How green light might help pain sufferers wary of opioid addiction

A UA scientist is researching how the color green can be used to help manage chronic pain.

Park Mohab Ibrahim wondered if the green of parks could be why they seem to be effective at soothing headaches.

University of Arizona anesthesiologist Mohab Ibrahim talked to his brother about how to stop a headache. Ibrahim's brother, who lives in San Diego, said he seeks a peaceful, tranquil environment first, among the flowers and trees and fresh air around his house.

Ibrahim says the conversation gave him an idea. The UA doctor took a trip to Reid Park and was surprised to find what worked for his brother worked for him too. Amid the common sounds of people walking and talking and enjoying park activities, his own headache disappeared. Ibrahim considered what the park had in common with his brother's back yard in California.

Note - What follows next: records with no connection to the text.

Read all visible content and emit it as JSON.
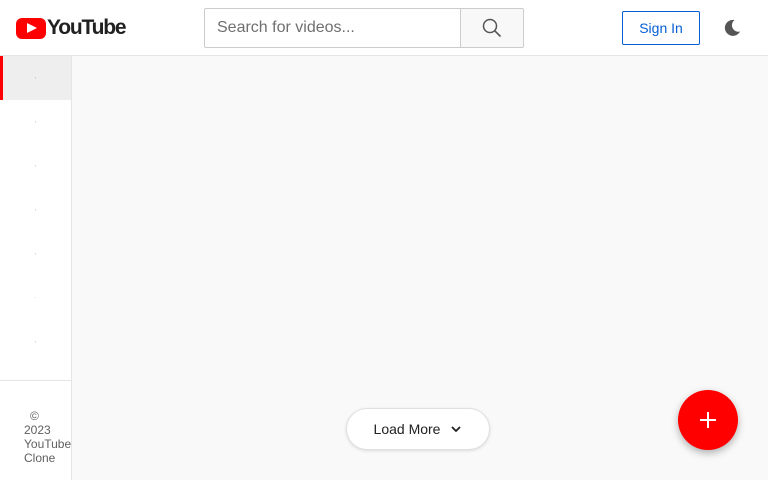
{
  "header": {
    "logo_text": "YouTube",
    "search": {
      "placeholder": "Search for videos...",
      "value": "",
      "icon": "search-icon"
    },
    "signin_label": "Sign In",
    "theme_toggle_icon": "moon-icon"
  },
  "sidebar": {
    "items": [
      {
        "glyph": "◦",
        "active": true
      },
      {
        "glyph": "◦",
        "active": false
      },
      {
        "glyph": "◦",
        "active": false
      },
      {
        "glyph": "◦",
        "active": false
      },
      {
        "glyph": "◦",
        "active": false
      },
      {
        "glyph": "·",
        "active": false
      },
      {
        "glyph": "◦",
        "active": false
      }
    ],
    "copyright_symbol": "©",
    "copyright_year": "2023",
    "copyright_name_1": "YouTube",
    "copyright_name_2": "Clone"
  },
  "main": {
    "load_more_label": "Load More",
    "load_more_icon": "chevron-down-icon",
    "fab_icon": "plus-icon"
  },
  "colors": {
    "brand_red": "#ff0000",
    "link_blue": "#065fd4",
    "background": "#f9f9f9"
  }
}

"And I thought, green seems to be a predominant color," he said.

In 2018, Ibrahim and other researchers began testing to see if daily exposure to green light could help patients relieve migraines and other kinds of chronic pain.

“We tell them, use that light in a dark room with no other source of light," said Ibrahim. "And the light is bright enough that they can read, they can write, they can listen to music, they can exercise, they can do whatever activities they wish, as long as it does not involve the introduction of a foreign source of light.”

Out of 25 people involved in the study, nearly half reported a reduction in pain within a few days. Ibrahim believes green light therapy could offer a new option for people suffering from chronic pain who are wary of opioid addiction.

"We are able to help some people manage their pain and live their lives but there is a group of people who we just have nothing else to offer," he said.

Opioids send messages to the brain that block the sensation of pain. The results from Ibrahim’s studies seem to show the relationship we have with lush, green landscapes and calm, stress-free environments also send a signal to the brain, except this one blocks discomfort without the risk of addiction.

He says green light therapy isn't supposed to replace pain medication. It's meant to supplement what's already available to help people cope with chronic pain, and to present a less dangerous alternative to a growing concern.

Ibrahim notes, "When we introduce new tools to help mitigate their pain they can enjoy their life, to enjoy things they enjoy doing."

Ibrahim says his research is still in the "proof of concept" stage. His experiments put people in rooms with green light for two hours at a time, but he thinks a session doesn't need to be that long for patients to notice their pain going away. For some of us, a change of scenery could be all it takes to get the relief we need.